Most new players in the green clothing line sell online to tech-savvy consumers. Nino Bambino, Gron Stockholm and Do U Speak Green’s collections can be found on most popular e-retail sites, but many of them are now setting up brick-and-mortar shops or tying up with local distributors in the metros as well. For instance, Nino Bambino has tied up with distributors in Mumbai, Delhi, Ranchi and Gujarat, Gron Stockholm has three franchise stores in and around Delhi, while Ethicus has tied up with 40 boutiques across India.

 The clothing conundrum

It’s not an easy business, though. A major issue faced by organic labels in India is establishing authenticity. Certification bodies and audit organisations sound a note of caution in this regard. “It is important to differentiate between self-declarations about water use and organic cotton and a genuine, third-party certificate,” says Sumit Gupta, India representative, GOTS. 

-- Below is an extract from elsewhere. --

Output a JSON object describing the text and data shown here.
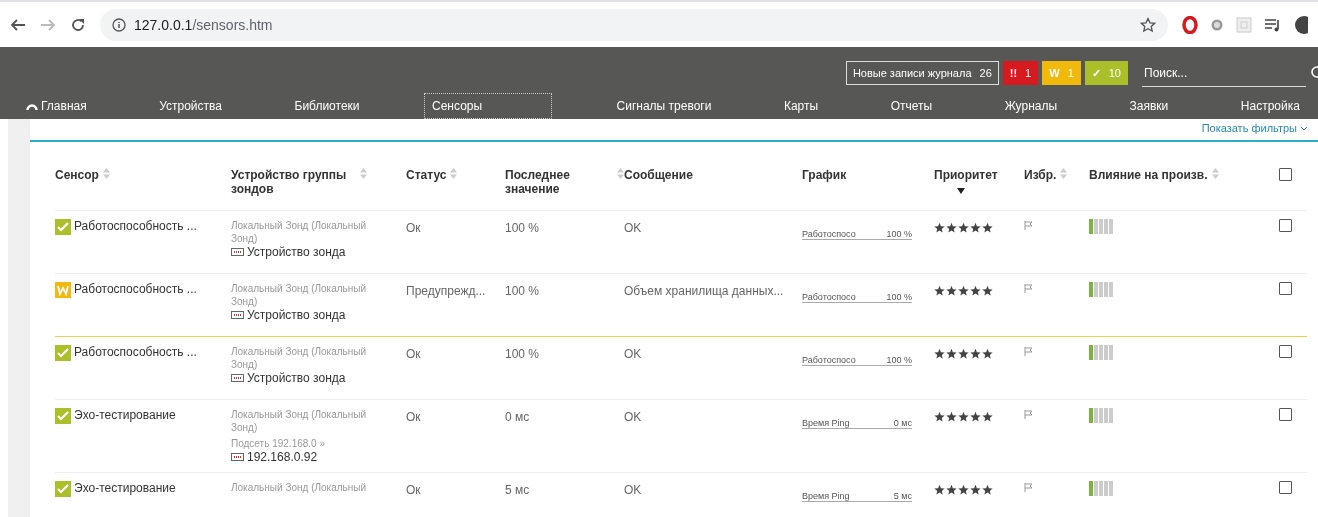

The process doesn’t come cheap. Nino Bambino pays ₹2.5 lakh as annual fee for its two manufacturing units, while Do U Speak Green pays €2,000 a year. “We pay such a high price because the firms we export to compel us to comply by stringent standards,” says Goenka, adding that 80% of the company’s stock is still for the export market.

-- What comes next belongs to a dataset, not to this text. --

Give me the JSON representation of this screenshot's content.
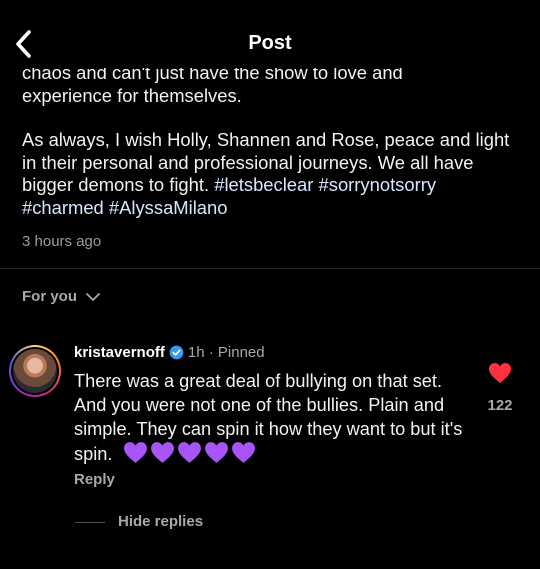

The bigger challenge is of price — organic clothing is by and large a premium offering, and the prices usually reflect that. While many manufacturers, including Gron Stockholm and Do U Speak Green, say they keep their prices on par with conventional cotton apparel, the fact remains that price remains a substantial hurdle, whether real or perceived. GOTS’ Gupta, though, thinks there are more serious issues to be tackled: “Availability of certified organic garments and consumer awareness are bigger issues than the cost in Indian retail.”

That’s probably why, while large exporters such as Arvind, Gokuldas and Alok Industries all work with organic cotton, it’s mainly for overseas markets. “We’ve been making eco-friendly apparel for over three years now, but local demand is still very low so we focus on export markets,” agrees Raj Kapur, head of marketing, Arvind Mills. Perhaps the large players will be inspired by the numbers the small guys are quoting. Nino Bambino predicts a 75% increase in sales this year from ₹25 lakh in 2013 to ₹1.1 crore. Gron Stockholm says it has witnessed a 70-75% increase in sales for the summer collection this year compared with last year, and Ethicus clocked a turnover of ₹5 crore in FY13, compared with its modest beginning of ₹10 lakh back in 2009. It’s a small beginning, but who knows, green may well become the new black.